Pałeczki legionelli stwierdzono w urządzeniach oczyszczających miejscowego browaru, producenta znanej marki Warsteiner. Jeszcze nie wiadomo, jaką drogą bakterie się tam dostały. Pewne jest natomiast, że legionelli nie ma w piwie, zapewniają zarówno browar, jak i władze Nadrenii Północnej-Westfalii (NRW). - Browar nie jest dla nas źródłem zakażenia - powiedział Frank Seidlitz, rzecznik Ministerstwa Ochrony Środowiska NRW.

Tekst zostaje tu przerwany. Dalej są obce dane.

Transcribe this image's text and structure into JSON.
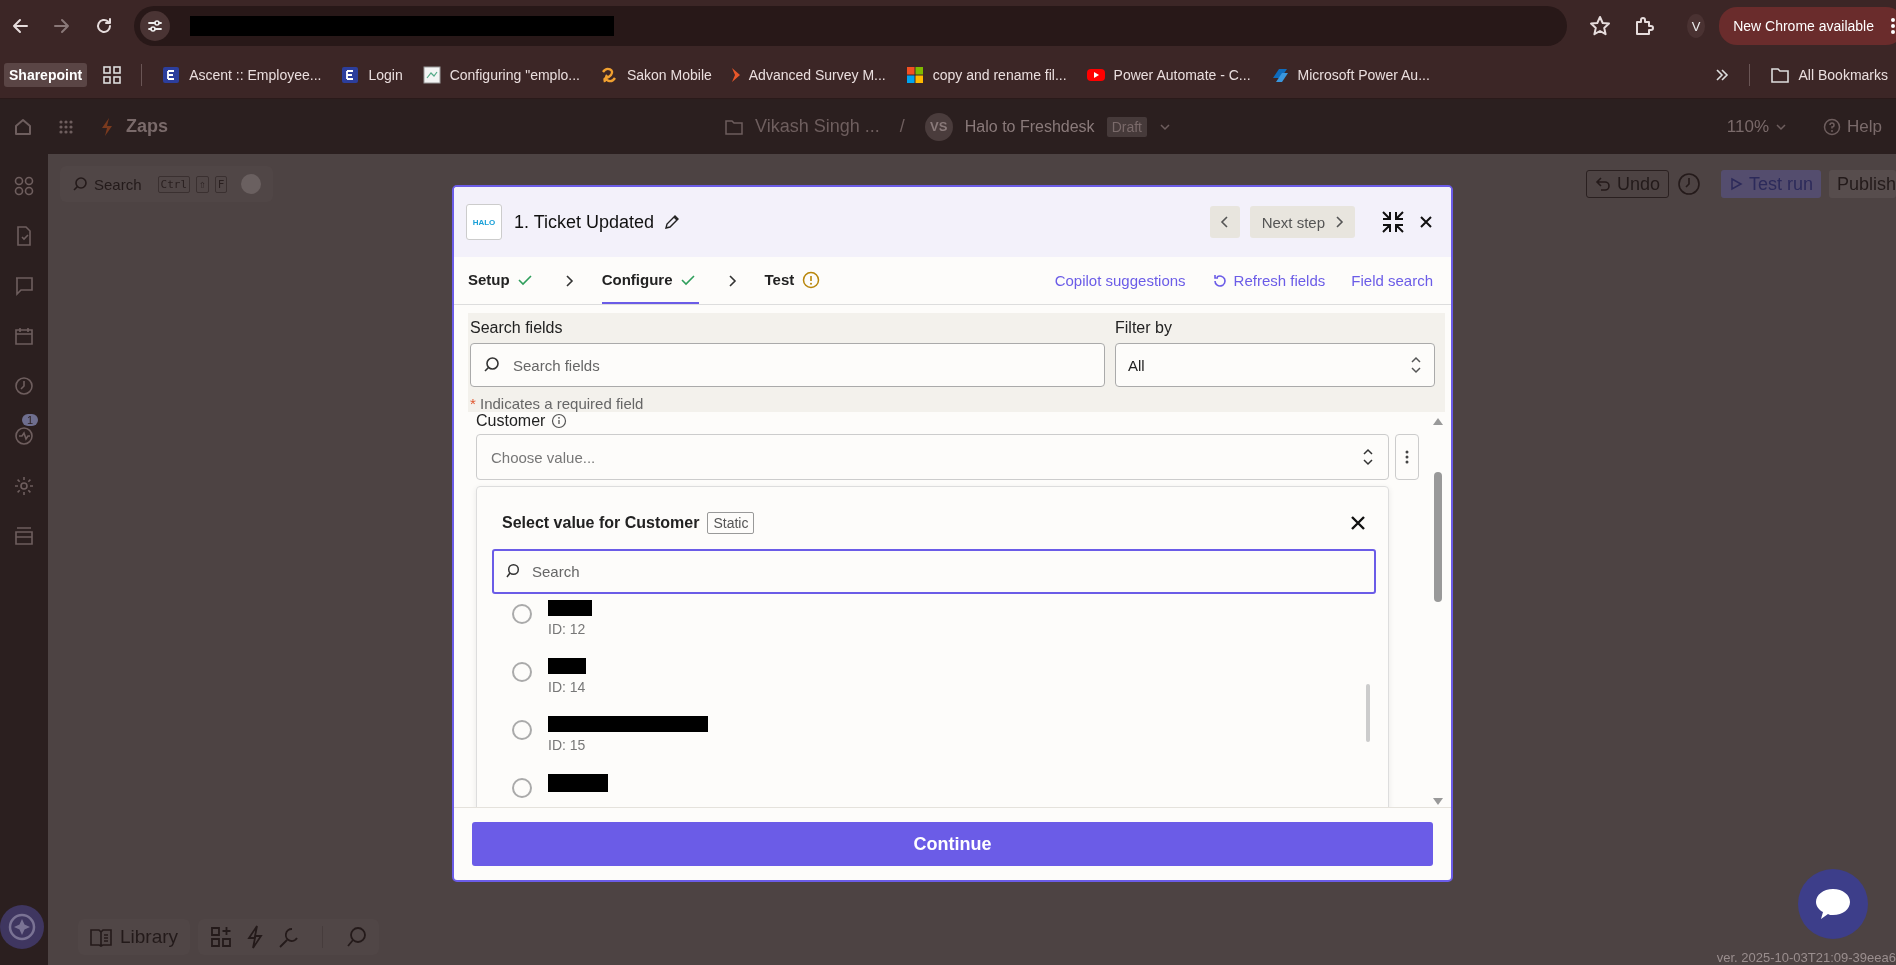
{
  "browser": {
    "profile_initial": "V",
    "update_button": "New Chrome available"
  },
  "bookmarks": [
    {
      "label": "Sharepoint",
      "kind": "chip"
    },
    {
      "label": "Ascent :: Employee...",
      "kind": "letter"
    },
    {
      "label": "Login",
      "kind": "letter"
    },
    {
      "label": "Configuring \"emplo...",
      "kind": "page"
    },
    {
      "label": "Sakon Mobile",
      "kind": "sakon"
    },
    {
      "label": "Advanced Survey M...",
      "kind": "survey"
    },
    {
      "label": "copy and rename fil...",
      "kind": "windows"
    },
    {
      "label": "Power Automate - C...",
      "kind": "video"
    },
    {
      "label": "Microsoft Power Au...",
      "kind": "flow"
    }
  ],
  "all_bookmarks": "All Bookmarks",
  "app_header": {
    "title": "Zaps",
    "folder": "Vikash Singh ...",
    "separator": "/",
    "avatar": "VS",
    "zap_name": "Halo to Freshdesk",
    "badge": "Draft",
    "zoom": "110%",
    "help": "Help"
  },
  "rail": {
    "badge": "1"
  },
  "canvas_toolbar": {
    "search": "Search",
    "shortcut": [
      "Ctrl",
      "⇧",
      "F"
    ],
    "undo": "Undo",
    "test_run": "Test run",
    "publish": "Publish"
  },
  "bottom_toolbar": {
    "library": "Library"
  },
  "version": "ver. 2025-10-03T21:09-39eea6",
  "modal": {
    "logo": "HALO",
    "title": "1. Ticket Updated",
    "next_step": "Next step",
    "tabs": [
      {
        "label": "Setup",
        "complete": true,
        "selected": false
      },
      {
        "label": "Configure",
        "complete": true,
        "selected": true
      },
      {
        "label": "Test",
        "complete": false,
        "selected": false
      }
    ],
    "actions": [
      "Copilot suggestions",
      "Refresh fields",
      "Field search"
    ],
    "search_fields": {
      "label": "Search fields",
      "placeholder": "Search fields"
    },
    "filter": {
      "label": "Filter by",
      "value": "All"
    },
    "required_mark": "*",
    "required_note": "Indicates a required field",
    "field": {
      "label": "Customer",
      "placeholder": "Choose value..."
    },
    "dropdown": {
      "title": "Select value for Customer",
      "tag": "Static",
      "search_placeholder": "Search",
      "options": [
        {
          "id_label": "ID: 12",
          "selected": false
        },
        {
          "id_label": "ID: 14",
          "selected": false
        },
        {
          "id_label": "ID: 15",
          "selected": false
        },
        {
          "selected": false
        }
      ]
    },
    "button": "Continue"
  }
}
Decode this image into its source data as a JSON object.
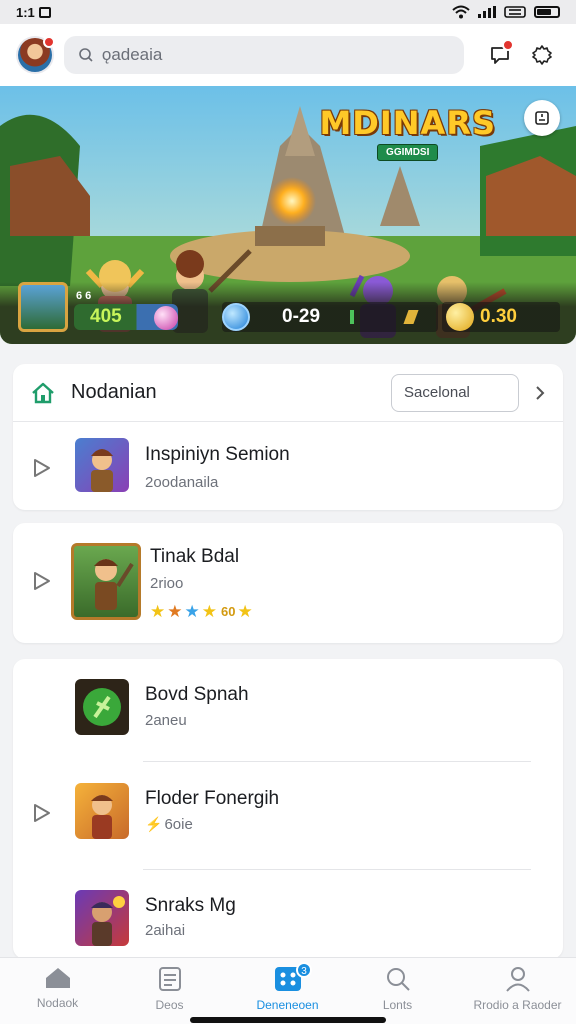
{
  "status_bar": {
    "time": "1:1",
    "carrier_box": ""
  },
  "header": {
    "search_placeholder": "ǫadeaia"
  },
  "banner": {
    "logo_line1": "MDINARS",
    "logo_line2": "GGIMDSI",
    "hud": {
      "level_small": "6 6",
      "score": "405",
      "timer": "0-29",
      "gold": "0.30"
    }
  },
  "section": {
    "title": "Nodanian",
    "select_value": "Sacelonal",
    "items": [
      {
        "title": "Inspiniyn Semion",
        "subtitle": "2oodanaila"
      }
    ]
  },
  "featured": {
    "title": "Tinak Bdal",
    "subtitle": "2rioo",
    "rating_value": "60"
  },
  "list": {
    "items": [
      {
        "title": "Bovd Spnah",
        "subtitle": "2aneu"
      },
      {
        "title": "Floder Fonergih",
        "subtitle": "6oie"
      },
      {
        "title": "Snraks Mg",
        "subtitle": "2aihai"
      }
    ]
  },
  "bottom_nav": {
    "items": [
      {
        "label": "Nodaok"
      },
      {
        "label": "Deos"
      },
      {
        "label": "Deneneoen",
        "badge": "3"
      },
      {
        "label": "Lonts"
      },
      {
        "label": "Rrodio a Raoder"
      }
    ],
    "active_index": 2
  },
  "colors": {
    "accent": "#1a8fe0",
    "home_green": "#1f9d6b",
    "notification_red": "#e2352f",
    "gold": "#ffc928"
  }
}
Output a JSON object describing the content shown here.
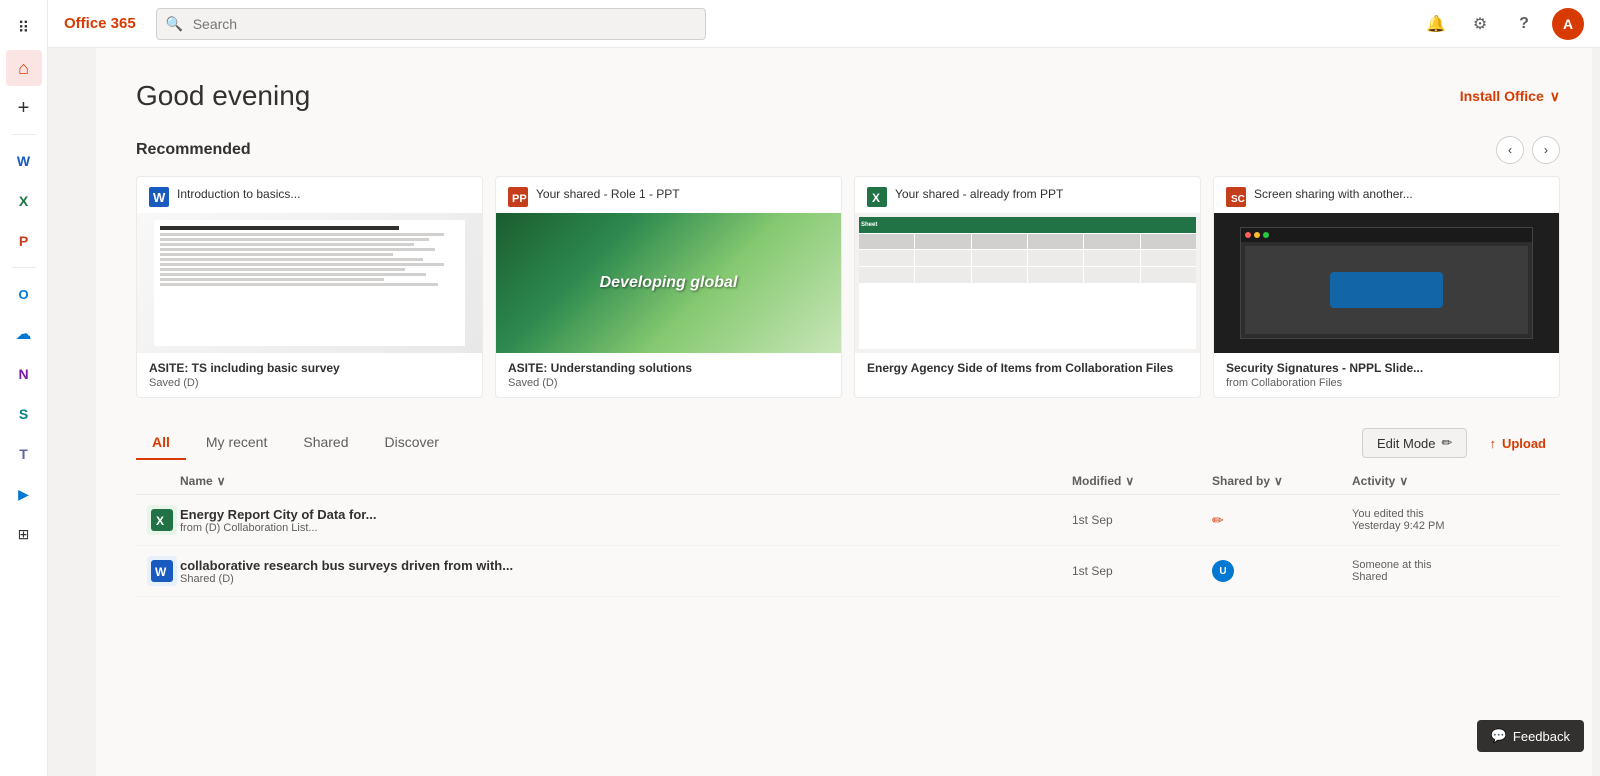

Wybuch infekcji legionelli w Warstein (okręg Sauerland) jest jednym z najpoważniejszych w historii
Niemiec. Od początku sierpnia pałeczkami groźnej bakterii zainfekowało się tam 165 osób. 26 osób ciągle jeszcze przebywa w szpitalu, w tym dwie na oddziale intensywnej terapii. Dwóch mężczyzn zmarło. - W piwie legionelli na pewno nie ma, ponadto podgrzewanie go w procesie produkcyjnym do blisko stu stopni Celsjusza zabiłoby bakterie, które od 60 stopni C giną - zapewnia ministerstwo. Mimo to nakazało browarowi podjęcie szczególnych środków ostrożności. W najbliższych dniach urządzenia browaru mają m.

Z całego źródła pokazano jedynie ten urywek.